More items were then added to the menu over time including breakfast, lunch, other dinner items, and pies.

In 1994, Power became the company's president after Harvey retired. Originally only in the San Francisco Bay Area, the company then expanded east into Sacramento and San Joaquin counties. In 2024, the chain opened its first locations outside of California in the Dallas–Fort Worth metroplex in Texas.

==Locations==
As of 2025, the chain has 31 total locations across the San Francisco Bay Area, the Sacramento area and the Stockton area. Nine are in Contra Costa including: Brentwood, Concord, El Cerrito, Moraga, Orinda, Pleasant Hill, Pittsburg, San Pablo, and Tara Hills. The original San Pablo location is no longer standing, and the current San Pablo Nation's is on the same site as the original restaurant at San Pablo Avenue and San Pablo Dam Road.
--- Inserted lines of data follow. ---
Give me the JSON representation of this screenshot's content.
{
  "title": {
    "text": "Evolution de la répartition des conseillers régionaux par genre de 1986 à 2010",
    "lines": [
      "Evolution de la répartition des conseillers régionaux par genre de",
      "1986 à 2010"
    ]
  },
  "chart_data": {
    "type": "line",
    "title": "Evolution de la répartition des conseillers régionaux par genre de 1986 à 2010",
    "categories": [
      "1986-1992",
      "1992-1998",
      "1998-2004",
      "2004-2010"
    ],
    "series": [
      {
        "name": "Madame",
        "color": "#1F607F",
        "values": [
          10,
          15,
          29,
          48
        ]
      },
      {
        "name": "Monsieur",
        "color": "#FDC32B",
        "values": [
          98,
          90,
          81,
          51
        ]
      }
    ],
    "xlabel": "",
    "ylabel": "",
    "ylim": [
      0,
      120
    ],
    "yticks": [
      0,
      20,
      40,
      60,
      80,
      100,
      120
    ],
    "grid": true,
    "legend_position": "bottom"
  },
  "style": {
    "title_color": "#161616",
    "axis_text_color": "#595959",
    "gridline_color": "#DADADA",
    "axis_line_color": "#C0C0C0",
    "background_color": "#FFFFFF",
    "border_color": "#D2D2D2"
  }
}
There are nine Nation's in Alameda County: Alameda, Berkeley, Castro Valley, Fremont, Hayward, Livermore, Oakland, Pleasanton, and San Leandro. The Oakland location remains in the Jack London Square District.

There are four in Solano County, located in Benicia, Fairfield, Vacaville, and Vallejo. There are two in San Mateo County, located in Daly City and South San Francisco. There is only one Nation's in Napa in the county by the same name.

Four restaurants are in the Central Valley cities of Lodi, Modesto, Stockton, and Tracy in San Joaquin County. Expansion in 2011 brought the chain into Sacramento County; locations there include Citrus Heights and Sacramento.

The first restaurants outside of California opened in 2024 in the Dallas–Fort Worth metroplex in Texas. Locations include Arlington, Denton, and Sunnyvale.

Two locations were scheduled to open in the latter half of 2025; Pacifica, which will mark a third location in San Mateo County and San Jose which will be the first location in Santa Clara County.